15. When adding to a trade, add only 1/4 to 1/2 as much as currently held. That is, if you are holding 400 shares of a stock, at the next point at which to add, add no more than 100 or 200 shares. That moves the average price of your holdings less than half of the distance moved, thus allowing you to sit through 50% corrections without touching your average price.
16. Think like a guerrilla warrior. We wish to fight on the side of the market that is winning, not wasting our time and capital on futile efforts to gain fame by buying the lows or selling the highs of some market movement. Our duty is to earn profits by fighting alongside the winning forces. If neither side is winning, then we don't need to fight at all.
17. Markets form their tops in violence; markets form their lows in quiet conditions.
18. The final 10% of the time of a bull run will usually encompass 50% or more of the price movement. Thus, the first 50% of the price movement will take 90% of the time and will require the most backing and filling and will be far more difficult to trade than the last 50%.
1. Don't trust others opinions -
It's your money at stake, not theirs. Do your own analysis, regardless of the information source.
2. Don't believe in a company -
Trading is not investment. Remember the numbers and forget the press releases. Leave the American Dream to Peter Lynch.
3. Don't break your rules -
You made them for tough situations, just like the one you're probably in right now.
4. Don't try to get even -
Trading is never a game of catch-up. Every position must stand on its merits. Take your loss with composure, and take the next trade with absolute discipline.
5. Don't trade over your head -
If your last name isn't Buffett or Cramer, don't trade like them. Concentrate on playing the game well, and don't worry about making money.
6. Don't seek the Holy Grail -
There is no secret trading formula, other than solid risk management. So stop looking for it.
7. Don't forget your discipline -
Learning the basics is easy. Most traders fail due to a lack of discipline, not a lack of knowledge.
8. Don't chase the crowd -
Listen to the beat of your own drummer. By the time the crowd acts, you're probably too late…or too early.
9. Don't trade the obvious -
The prettiest patterns set up the most painful losses. If it looks too good to be true, it probably is.
10. Don't ignore the warning signs -
Big losses rarely come without warning. Don't wait for a lifeboat to abandon a sinking ship.
11. Don't count your chickens -
Profits aren't booked until the trade is closed. The market gives and the market takes away with great fury.

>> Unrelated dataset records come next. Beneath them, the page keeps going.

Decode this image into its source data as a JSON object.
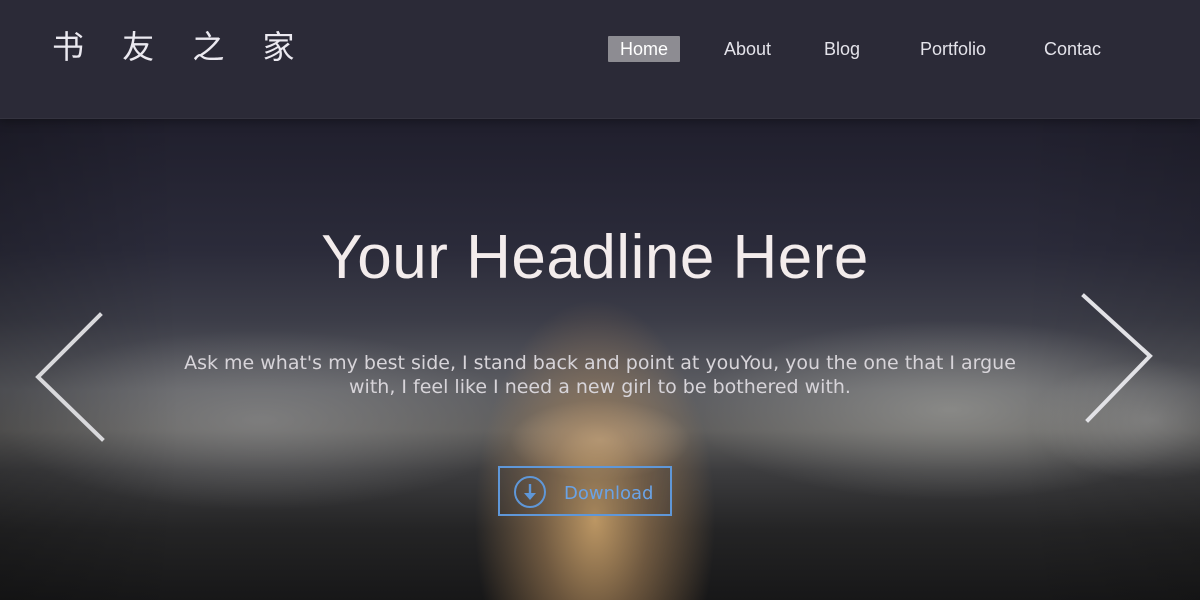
{
  "header": {
    "logo": "书 友 之 家",
    "nav": [
      {
        "label": "Home",
        "active": true
      },
      {
        "label": "About",
        "active": false
      },
      {
        "label": "Blog",
        "active": false
      },
      {
        "label": "Portfolio",
        "active": false
      },
      {
        "label": "Contac",
        "active": false
      }
    ]
  },
  "hero": {
    "headline": "Your Headline Here",
    "subtext": "Ask me what's my best side, I stand back and point at youYou, you the one that I argue with, I feel like I need a new girl to be bothered with.",
    "download_label": "Download",
    "download_icon": "download-arrow-icon",
    "prev_icon": "chevron-left-icon",
    "next_icon": "chevron-right-icon"
  },
  "colors": {
    "header_bg": "#2b2a37",
    "nav_active_bg": "#8d8c92",
    "accent_blue": "#5f97d8",
    "headline": "#f3ecec"
  }
}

12. Don't forget the plan -
Remember the reasons you took the trade in the first place, and don't get blinded by volatility.

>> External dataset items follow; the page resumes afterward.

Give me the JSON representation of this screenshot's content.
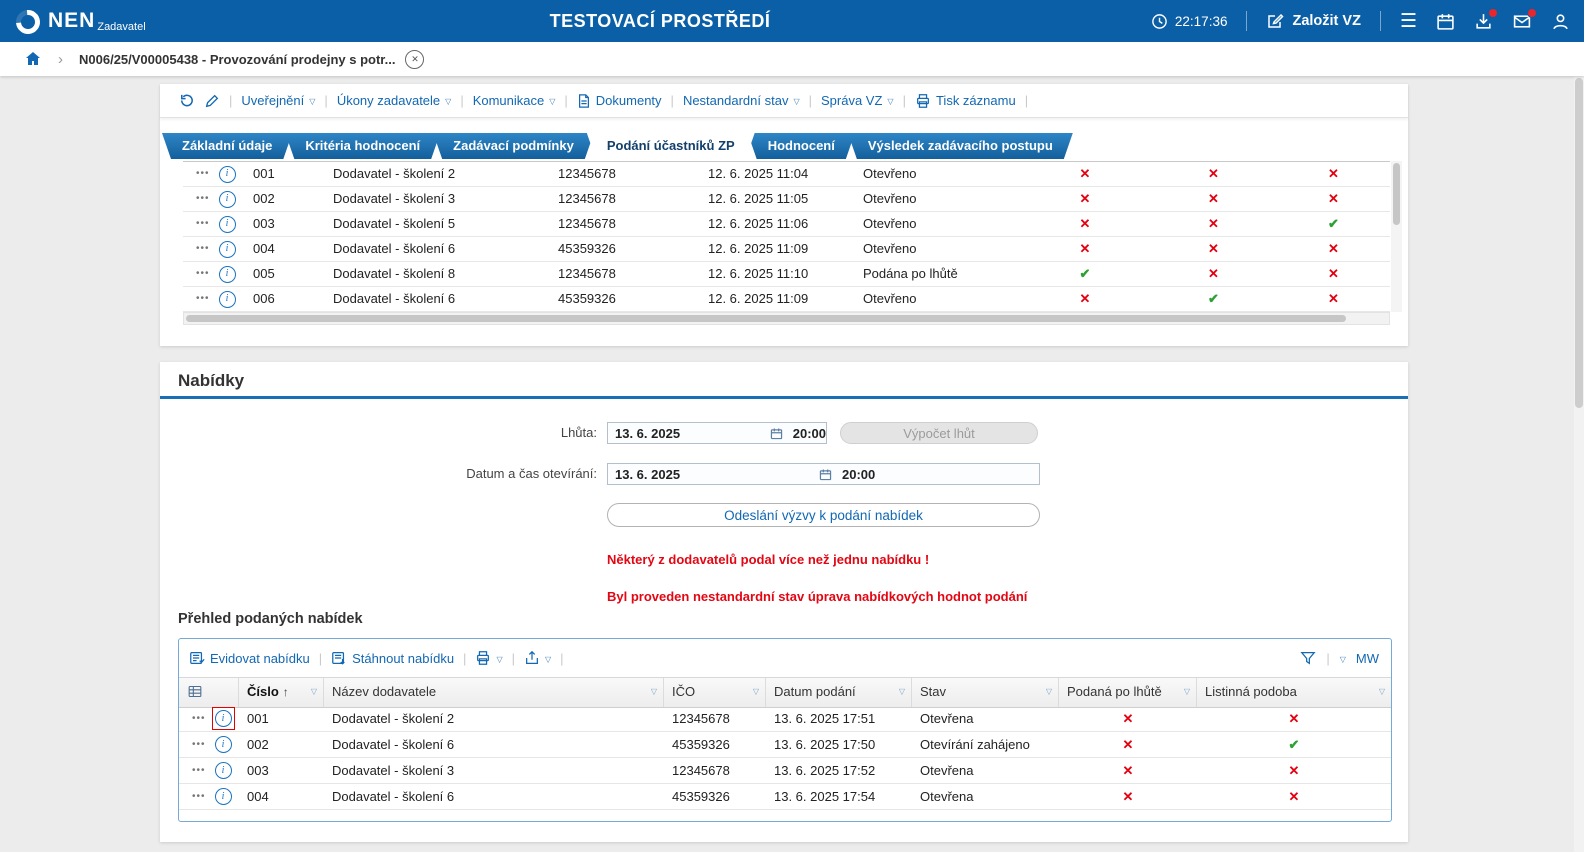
{
  "header": {
    "brand": "NEN",
    "brand_sub": "Zadavatel",
    "env_title": "TESTOVACÍ PROSTŘEDÍ",
    "time": "22:17:36",
    "create_vz": "Založit VZ"
  },
  "breadcrumb": {
    "item": "N006/25/V00005438 - Provozování prodejny s potr..."
  },
  "toolbar": {
    "items": [
      {
        "label": "Uveřejnění"
      },
      {
        "label": "Úkony zadavatele"
      },
      {
        "label": "Komunikace"
      },
      {
        "label": "Dokumenty"
      },
      {
        "label": "Nestandardní stav"
      },
      {
        "label": "Správa VZ"
      },
      {
        "label": "Tisk záznamu"
      }
    ]
  },
  "tabs": {
    "active": 3,
    "items": [
      "Základní údaje",
      "Kritéria hodnocení",
      "Zadávací podmínky",
      "Podání účastníků ZP",
      "Hodnocení",
      "Výsledek zadávacího postupu"
    ]
  },
  "participants": {
    "rows": [
      {
        "cislo": "001",
        "nazev": "Dodavatel - školení 2",
        "ico": "12345678",
        "datum": "12. 6. 2025 11:04",
        "stav": "Otevřeno",
        "marks": [
          false,
          false,
          false
        ]
      },
      {
        "cislo": "002",
        "nazev": "Dodavatel - školení 3",
        "ico": "12345678",
        "datum": "12. 6. 2025 11:05",
        "stav": "Otevřeno",
        "marks": [
          false,
          false,
          false
        ]
      },
      {
        "cislo": "003",
        "nazev": "Dodavatel - školení 5",
        "ico": "12345678",
        "datum": "12. 6. 2025 11:06",
        "stav": "Otevřeno",
        "marks": [
          false,
          false,
          true
        ]
      },
      {
        "cislo": "004",
        "nazev": "Dodavatel - školení 6",
        "ico": "45359326",
        "datum": "12. 6. 2025 11:09",
        "stav": "Otevřeno",
        "marks": [
          false,
          false,
          false
        ]
      },
      {
        "cislo": "005",
        "nazev": "Dodavatel - školení 8",
        "ico": "12345678",
        "datum": "12. 6. 2025 11:10",
        "stav": "Podána po lhůtě",
        "marks": [
          true,
          false,
          false
        ]
      },
      {
        "cislo": "006",
        "nazev": "Dodavatel - školení 6",
        "ico": "45359326",
        "datum": "12. 6. 2025 11:09",
        "stav": "Otevřeno",
        "marks": [
          false,
          true,
          false
        ]
      }
    ]
  },
  "nabidky": {
    "title": "Nabídky",
    "lhuta_label": "Lhůta:",
    "lhuta_date": "13. 6. 2025",
    "lhuta_time": "20:00",
    "vypocet_button": "Výpočet lhůt",
    "oteviranie_label": "Datum a čas otevírání:",
    "oteviranie_date": "13. 6. 2025",
    "oteviranie_time": "20:00",
    "send_button": "Odeslání výzvy k podání nabídek",
    "warning1": "Některý z dodavatelů podal více než jednu nabídku !",
    "warning2": "Byl proveden nestandardní stav úprava nabídkových hodnot podání"
  },
  "offers": {
    "title": "Přehled podaných nabídek",
    "toolbar": {
      "evidovat": "Evidovat nabídku",
      "stahnout": "Stáhnout nabídku",
      "mw": "MW"
    },
    "columns": [
      "Číslo",
      "Název dodavatele",
      "IČO",
      "Datum podání",
      "Stav",
      "Podaná po lhůtě",
      "Listinná podoba"
    ],
    "rows": [
      {
        "cislo": "001",
        "nazev": "Dodavatel - školení 2",
        "ico": "12345678",
        "datum": "13. 6. 2025 17:51",
        "stav": "Otevřena",
        "po_lhute": false,
        "listinna": false,
        "highlight": true
      },
      {
        "cislo": "002",
        "nazev": "Dodavatel - školení 6",
        "ico": "45359326",
        "datum": "13. 6. 2025 17:50",
        "stav": "Otevírání zahájeno",
        "po_lhute": false,
        "listinna": true,
        "highlight": false
      },
      {
        "cislo": "003",
        "nazev": "Dodavatel - školení 3",
        "ico": "12345678",
        "datum": "13. 6. 2025 17:52",
        "stav": "Otevřena",
        "po_lhute": false,
        "listinna": false,
        "highlight": false
      },
      {
        "cislo": "004",
        "nazev": "Dodavatel - školení 6",
        "ico": "45359326",
        "datum": "13. 6. 2025 17:54",
        "stav": "Otevřena",
        "po_lhute": false,
        "listinna": false,
        "highlight": false
      }
    ]
  },
  "icons": {
    "menu": "☰",
    "dots": "•••",
    "check": "✔",
    "cross": "✕",
    "caret": "▽",
    "sort_asc": "↑",
    "chevron": "›",
    "close": "✕"
  }
}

13. Don't have a paycheck mentality -
You don't deserve anything for all of your hard work. The market only pays off when you're right, and your timing is really, really good.
14. Don't join a group -
Trading is not a team sport. Avoid stock boards, chatrooms and financial TV. You want the truth, not blind support from others with your point of view.
15. Don't ignore your intuition -
Respect the little voice that tells you what to do, and what to avoid. That's the voice of the winner trying to get into your thick head.
16. Don't hate losing -
Expect to win and lose with great regularity. Expect the losing to teach you more about winning, than the winning itself.

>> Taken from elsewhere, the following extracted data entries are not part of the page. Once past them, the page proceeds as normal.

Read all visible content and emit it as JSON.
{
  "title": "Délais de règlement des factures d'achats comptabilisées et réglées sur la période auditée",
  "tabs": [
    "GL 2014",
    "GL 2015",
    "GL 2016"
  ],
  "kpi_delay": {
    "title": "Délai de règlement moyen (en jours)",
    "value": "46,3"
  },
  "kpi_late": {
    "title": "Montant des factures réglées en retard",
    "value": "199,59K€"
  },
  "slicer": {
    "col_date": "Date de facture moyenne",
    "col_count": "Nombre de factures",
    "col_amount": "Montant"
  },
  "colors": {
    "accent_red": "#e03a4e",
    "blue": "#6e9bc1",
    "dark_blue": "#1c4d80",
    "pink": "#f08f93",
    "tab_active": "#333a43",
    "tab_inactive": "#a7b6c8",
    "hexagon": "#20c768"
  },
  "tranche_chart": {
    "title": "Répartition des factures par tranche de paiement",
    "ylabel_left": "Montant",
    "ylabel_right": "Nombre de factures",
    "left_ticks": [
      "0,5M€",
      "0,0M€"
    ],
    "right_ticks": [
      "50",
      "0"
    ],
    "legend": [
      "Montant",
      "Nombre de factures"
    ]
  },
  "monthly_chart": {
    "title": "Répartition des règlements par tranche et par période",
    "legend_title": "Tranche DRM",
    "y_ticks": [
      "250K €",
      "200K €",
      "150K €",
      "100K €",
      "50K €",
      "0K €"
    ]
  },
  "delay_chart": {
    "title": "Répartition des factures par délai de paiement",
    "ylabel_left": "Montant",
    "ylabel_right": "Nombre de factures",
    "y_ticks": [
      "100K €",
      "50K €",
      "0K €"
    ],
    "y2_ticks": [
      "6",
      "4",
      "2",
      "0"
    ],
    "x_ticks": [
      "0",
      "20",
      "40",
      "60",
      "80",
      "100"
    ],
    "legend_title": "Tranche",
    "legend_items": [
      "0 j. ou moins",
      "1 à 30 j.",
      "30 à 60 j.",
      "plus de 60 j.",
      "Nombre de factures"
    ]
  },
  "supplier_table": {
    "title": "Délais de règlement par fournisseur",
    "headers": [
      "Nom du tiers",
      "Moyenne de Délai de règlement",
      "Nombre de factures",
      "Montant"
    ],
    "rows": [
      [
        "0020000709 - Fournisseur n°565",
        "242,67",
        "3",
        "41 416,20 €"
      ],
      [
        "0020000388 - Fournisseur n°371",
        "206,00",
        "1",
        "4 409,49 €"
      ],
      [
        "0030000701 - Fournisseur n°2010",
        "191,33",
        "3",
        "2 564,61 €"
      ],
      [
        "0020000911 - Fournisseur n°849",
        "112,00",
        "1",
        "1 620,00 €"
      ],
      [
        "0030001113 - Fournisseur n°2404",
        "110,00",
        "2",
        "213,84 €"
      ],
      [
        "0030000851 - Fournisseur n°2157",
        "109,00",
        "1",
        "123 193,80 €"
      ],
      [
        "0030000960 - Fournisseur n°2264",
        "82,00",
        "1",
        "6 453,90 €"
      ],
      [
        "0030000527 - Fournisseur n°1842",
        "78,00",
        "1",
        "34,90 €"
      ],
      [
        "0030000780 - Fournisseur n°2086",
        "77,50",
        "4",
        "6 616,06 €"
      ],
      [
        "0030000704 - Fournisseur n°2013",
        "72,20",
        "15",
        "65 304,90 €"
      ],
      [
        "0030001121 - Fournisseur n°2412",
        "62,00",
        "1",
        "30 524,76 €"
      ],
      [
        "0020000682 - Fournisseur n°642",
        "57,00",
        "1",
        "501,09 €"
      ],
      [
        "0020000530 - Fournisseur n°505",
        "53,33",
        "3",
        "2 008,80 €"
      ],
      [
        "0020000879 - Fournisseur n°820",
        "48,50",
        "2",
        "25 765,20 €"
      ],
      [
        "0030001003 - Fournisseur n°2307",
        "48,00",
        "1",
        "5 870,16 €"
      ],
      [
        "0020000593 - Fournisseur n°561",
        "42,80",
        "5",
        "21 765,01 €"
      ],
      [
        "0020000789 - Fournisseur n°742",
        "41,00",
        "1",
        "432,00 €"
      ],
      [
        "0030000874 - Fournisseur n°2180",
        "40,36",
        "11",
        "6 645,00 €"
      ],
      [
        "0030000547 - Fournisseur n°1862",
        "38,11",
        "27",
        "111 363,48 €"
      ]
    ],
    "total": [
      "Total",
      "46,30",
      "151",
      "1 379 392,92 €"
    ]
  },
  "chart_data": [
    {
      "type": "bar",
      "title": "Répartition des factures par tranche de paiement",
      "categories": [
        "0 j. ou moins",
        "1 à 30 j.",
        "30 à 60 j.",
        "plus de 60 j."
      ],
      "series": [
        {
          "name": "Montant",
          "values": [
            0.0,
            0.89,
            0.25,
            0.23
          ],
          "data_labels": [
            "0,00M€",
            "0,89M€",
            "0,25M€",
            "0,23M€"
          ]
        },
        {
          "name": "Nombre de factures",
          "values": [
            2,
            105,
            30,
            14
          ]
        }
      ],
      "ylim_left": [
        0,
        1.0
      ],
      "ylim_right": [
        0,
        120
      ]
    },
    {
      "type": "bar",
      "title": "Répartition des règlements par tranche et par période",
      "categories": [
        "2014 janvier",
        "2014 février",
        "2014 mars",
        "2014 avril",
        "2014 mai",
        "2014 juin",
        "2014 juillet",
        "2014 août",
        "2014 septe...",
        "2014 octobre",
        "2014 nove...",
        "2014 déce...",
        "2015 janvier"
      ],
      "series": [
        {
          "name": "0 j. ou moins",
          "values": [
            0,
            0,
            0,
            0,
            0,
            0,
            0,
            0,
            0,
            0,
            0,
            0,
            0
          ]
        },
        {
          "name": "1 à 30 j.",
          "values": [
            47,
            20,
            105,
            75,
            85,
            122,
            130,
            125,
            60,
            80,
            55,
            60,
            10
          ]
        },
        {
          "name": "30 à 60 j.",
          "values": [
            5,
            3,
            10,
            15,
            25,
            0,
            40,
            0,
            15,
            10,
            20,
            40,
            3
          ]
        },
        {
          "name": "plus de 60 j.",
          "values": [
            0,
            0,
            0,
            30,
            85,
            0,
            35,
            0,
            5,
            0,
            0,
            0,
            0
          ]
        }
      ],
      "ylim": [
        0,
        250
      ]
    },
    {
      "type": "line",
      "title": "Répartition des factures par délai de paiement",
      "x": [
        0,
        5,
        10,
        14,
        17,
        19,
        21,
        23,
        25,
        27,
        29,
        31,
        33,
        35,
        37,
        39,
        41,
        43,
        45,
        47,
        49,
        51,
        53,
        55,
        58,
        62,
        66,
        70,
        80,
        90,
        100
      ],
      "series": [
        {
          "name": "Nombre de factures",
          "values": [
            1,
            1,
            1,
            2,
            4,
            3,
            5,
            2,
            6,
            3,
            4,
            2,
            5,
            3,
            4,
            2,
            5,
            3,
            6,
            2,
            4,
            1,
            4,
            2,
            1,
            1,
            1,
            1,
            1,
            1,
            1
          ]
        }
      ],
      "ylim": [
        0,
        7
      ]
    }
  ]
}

17. Don't fall into the complexity trap -
A well-trained eye is more effective than a stack of indicators. Common sense is more valuable than a backtested system.
18. Don't confuse execution with opportunity -
Overpriced software won't help you trade like a pro. Pretty colors and flashing lights make you a faster trader, not a better one.
19. Don't project your personal life -
Trading gives you the perfect opportunity to discover just how screwed up your life really is. Get your own house in order before playing the markets.
20. Don't think its entertainment -
Trading should be boring most of the time, just like the real job you have right now.